The Cup (The Moorish Empire)
Hela, a perceptive girl trained to be a healer in the 11th-century North African city of Kairouan, is given a red wooden cup with mysterious power. After she uses it to mix a love elixir to attract a boy she fancies, he dies, and she pledges herself to help his sister, Djalila, flee her father’s house. What then unfolds through Hela’s reminiscence in Melissa Addey’s prequel novella The Cup is a spare, lyrical rendering of the tangle of intense relationships she arranges, which are marked by her own ambivalence about the cup, Djalila’s pain, and only fleeting snatches of happiness for anyone.

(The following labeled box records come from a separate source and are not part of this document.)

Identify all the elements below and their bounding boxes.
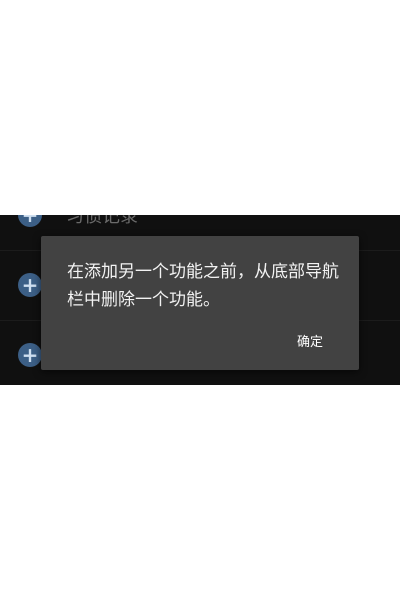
add-icon[interactable]: + <box>18 343 42 367</box>
list-item-label: 习惯记录 <box>66 215 138 227</box>
page: + 习惯记录 + + 在添加另一个功能之前，从底部导航栏中删除一个功能。 确定 <box>0 0 400 600</box>
alert-dialog: 在添加另一个功能之前，从底部导航栏中删除一个功能。 确定 <box>41 236 359 370</box>
add-icon[interactable]: + <box>18 273 42 297</box>
add-icon[interactable]: + <box>18 215 42 227</box>
dialog-message: 在添加另一个功能之前，从底部导航栏中删除一个功能。 <box>67 262 339 310</box>
confirm-button[interactable]: 确定 <box>297 331 323 350</box>
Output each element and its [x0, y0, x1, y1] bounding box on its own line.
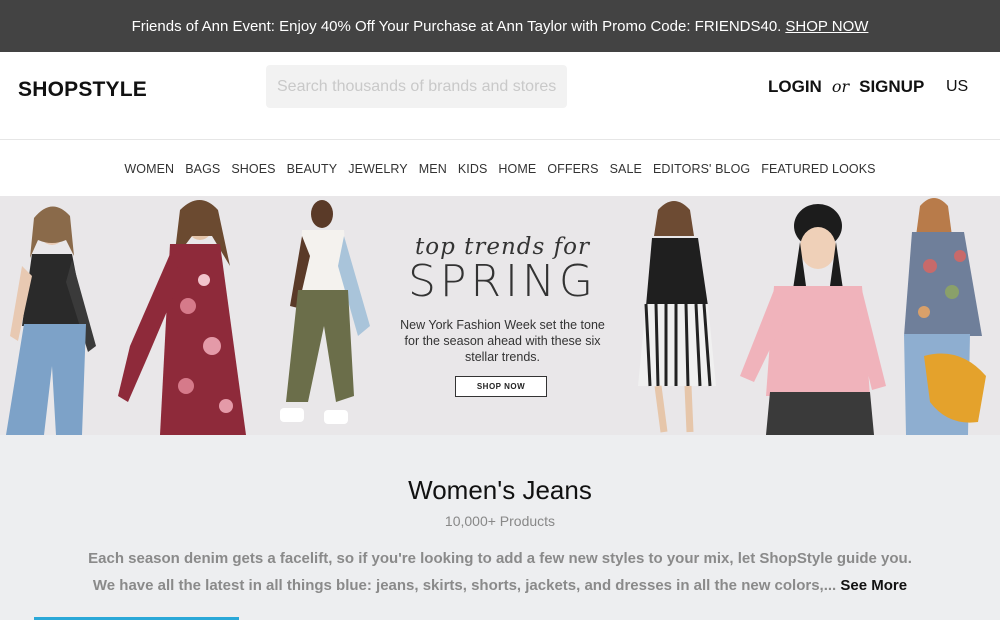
- auth-or-text: or: [831, 77, 850, 96]
- hero-model-image: [638, 201, 716, 433]
- hero-subtext: New York Fashion Week set the tone for t…: [400, 318, 605, 364]
- category-intro: Women's Jeans 10,000+ Products Each seas…: [0, 435, 1000, 620]
- nav-item-editors-blog[interactable]: EDITORS' BLOG: [653, 162, 750, 176]
- promo-banner: Friends of Ann Event: Enjoy 40% Off Your…: [0, 0, 1000, 52]
- product-count: 10,000+ Products: [444, 513, 556, 529]
- hero-model-image: [904, 198, 986, 435]
- nav-item-kids[interactable]: KIDS: [458, 162, 488, 176]
- page-title: Women's Jeans: [408, 475, 592, 505]
- nav-item-home[interactable]: HOME: [498, 162, 536, 176]
- hero-model-image: [118, 200, 246, 435]
- category-nav: WOMEN BAGS SHOES BEAUTY JEWELRY MEN KIDS…: [0, 141, 1000, 196]
- signup-link[interactable]: SIGNUP: [859, 77, 924, 97]
- nav-item-featured-looks[interactable]: FEATURED LOOKS: [761, 162, 875, 176]
- nav-item-beauty[interactable]: BEAUTY: [287, 162, 338, 176]
- hero-banner[interactable]: top trends for SPRING New York Fashion W…: [0, 196, 1000, 435]
- see-more-link[interactable]: See More: [840, 577, 907, 594]
- region-selector[interactable]: US: [946, 78, 968, 96]
- nav-item-bags[interactable]: BAGS: [185, 162, 220, 176]
- nav-item-jewelry[interactable]: JEWELRY: [348, 162, 408, 176]
- hero-model-image: [280, 200, 370, 424]
- promo-shop-now-link[interactable]: SHOP NOW: [785, 18, 868, 35]
- login-link[interactable]: LOGIN: [768, 77, 822, 97]
- nav-item-offers[interactable]: OFFERS: [547, 162, 598, 176]
- site-logo[interactable]: SHOPSTYLE: [18, 78, 147, 102]
- hero-model-image: [740, 204, 886, 435]
- promo-text: Friends of Ann Event: Enjoy 40% Off Your…: [131, 17, 782, 35]
- category-description: Each season denim gets a facelift, so if…: [80, 545, 920, 599]
- auth-links: LOGIN or SIGNUP: [768, 77, 924, 97]
- nav-item-shoes[interactable]: SHOES: [231, 162, 275, 176]
- hero-shop-now-button[interactable]: SHOP NOW: [455, 376, 547, 397]
- nav-item-men[interactable]: MEN: [419, 162, 447, 176]
- nav-item-women[interactable]: WOMEN: [124, 162, 174, 176]
- hero-model-image: [6, 206, 96, 435]
- hero-headline: SPRING: [407, 256, 598, 307]
- category-description-text: Each season denim gets a facelift, so if…: [88, 550, 912, 594]
- search-input[interactable]: [266, 65, 567, 108]
- site-header: SHOPSTYLE LOGIN or SIGNUP US: [0, 52, 1000, 140]
- nav-item-sale[interactable]: SALE: [610, 162, 642, 176]
- hero-copy: top trends for SPRING New York Fashion W…: [385, 196, 620, 435]
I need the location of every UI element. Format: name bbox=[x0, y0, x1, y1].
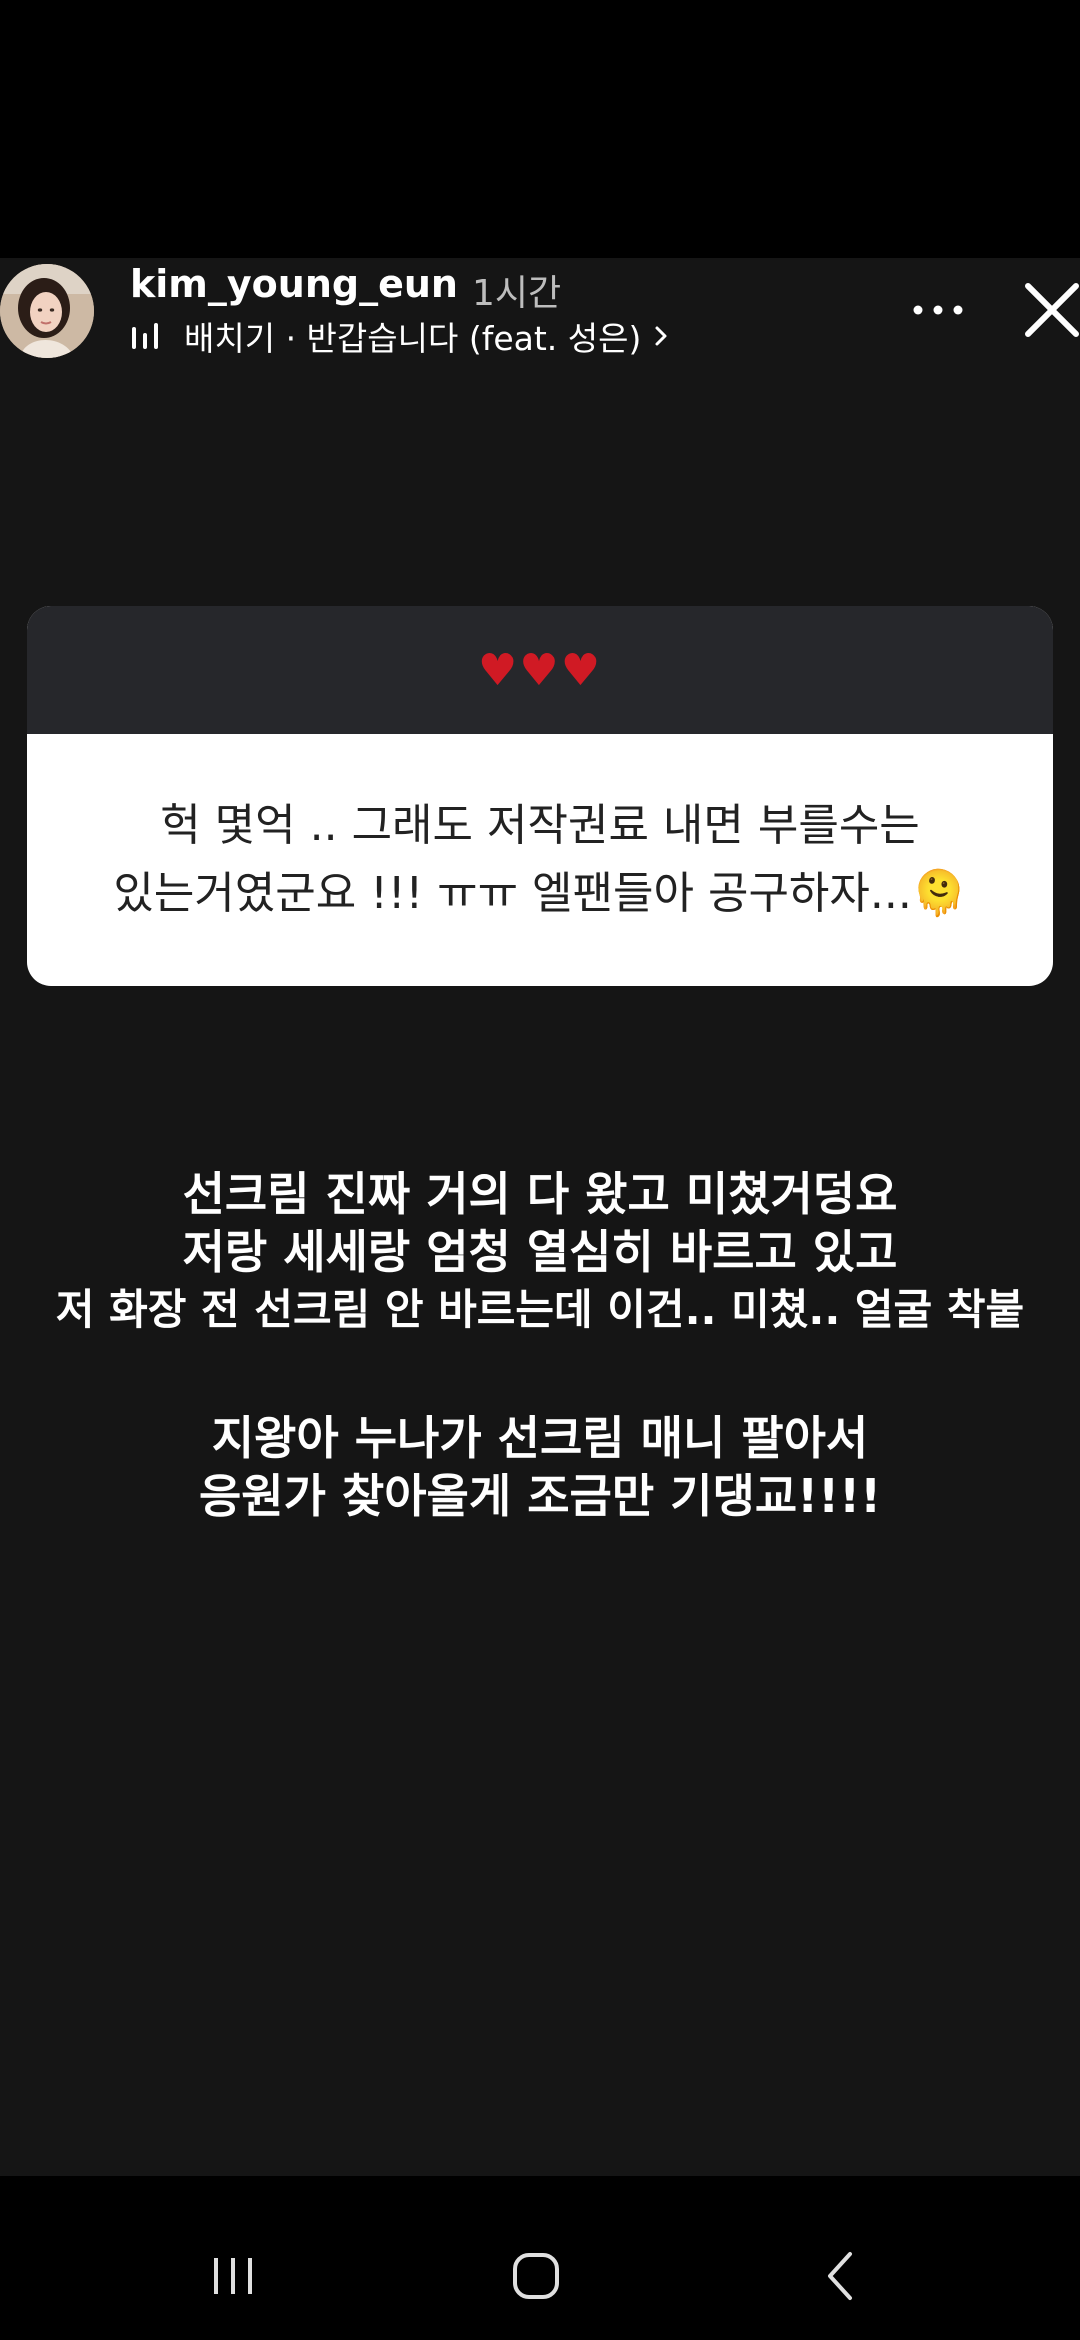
question-sticker-body: 헉 몇억 .. 그래도 저작권료 내면 부를수는 있는거였군요 !!! ㅠㅠ 엘… bbox=[27, 734, 1053, 986]
story-caption: 선크림 진짜 거의 다 왔고 미쳤거덩요 저랑 세세랑 엄청 열심히 바르고 있… bbox=[0, 1165, 1080, 1525]
more-dots-icon bbox=[913, 305, 963, 315]
music-title: 배치기 · 반갑습니다 (feat. 성은) bbox=[184, 319, 642, 358]
caption-line-5: 응원가 찾아올게 조금만 기댕교!!!! bbox=[198, 1469, 882, 1523]
caption-line-4: 지왕아 누나가 선크림 매니 팔아서 bbox=[211, 1411, 869, 1465]
time-ago: 1시간 bbox=[472, 273, 562, 314]
home-icon bbox=[513, 2253, 559, 2299]
question-text-line-2: 있는거였군요 !!! ㅠㅠ 엘팬들아 공구하자...🫠 bbox=[113, 868, 967, 919]
avatar-image bbox=[0, 264, 94, 358]
question-sticker: ♥♥♥ 헉 몇억 .. 그래도 저작권료 내면 부를수는 있는거였군요 !!! … bbox=[27, 606, 1053, 986]
chevron-right-icon bbox=[655, 326, 667, 346]
recent-apps-icon bbox=[214, 2258, 252, 2294]
username[interactable]: kim_young_eun bbox=[130, 262, 458, 306]
recent-apps-button[interactable] bbox=[208, 2256, 258, 2296]
hearts-emoji: ♥♥♥ bbox=[477, 644, 603, 696]
back-icon bbox=[828, 2252, 852, 2300]
avatar[interactable] bbox=[0, 264, 94, 358]
music-bars-icon bbox=[132, 323, 158, 349]
status-bar-area bbox=[0, 0, 1080, 258]
home-button[interactable] bbox=[510, 2250, 562, 2302]
caption-line-2: 저랑 세세랑 엄청 열심히 바르고 있고 bbox=[182, 1225, 898, 1279]
caption-line-3: 저 화장 전 선크림 안 바르는데 이건.. 미쳤.. 얼굴 착붙 bbox=[55, 1285, 1025, 1334]
caption-line-1: 선크림 진짜 거의 다 왔고 미쳤거덩요 bbox=[182, 1167, 898, 1221]
question-text-line-1: 헉 몇억 .. 그래도 저작권료 내면 부를수는 bbox=[160, 800, 920, 851]
close-icon bbox=[1025, 283, 1079, 337]
more-options-button[interactable] bbox=[910, 290, 966, 330]
close-button[interactable] bbox=[1020, 278, 1080, 342]
music-attribution[interactable]: 배치기 · 반갑습니다 (feat. 성은) bbox=[130, 312, 671, 360]
question-sticker-header: ♥♥♥ bbox=[27, 606, 1053, 734]
back-button[interactable] bbox=[820, 2250, 860, 2302]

Addey evokes her setting in key details of a few words. Confining her story to the households of a few of the city’s more prominent merchants, she is able to delve deep into the interior worlds of her characters without having to describe Kairouan itself in anything but the most general terms: the city in The Cup is its souks and slave market. Given this focus, Hela is not the most reliable of narrators, caught as she is in self-recrimination. It’s a vivid and illuminating perspective, but can be repetitive through the novella’s middle acts.
Overall, Addey handles her narrative pacing well, ultimately moving across two decades of Hela’s early life. As either a standalone work or a reader’s first stop before Addey’s trilogy on the medieval Maghreb, The Cup provides a rare chance to see into the hopes, flaws, and compromises of people brushed over in most Western history books.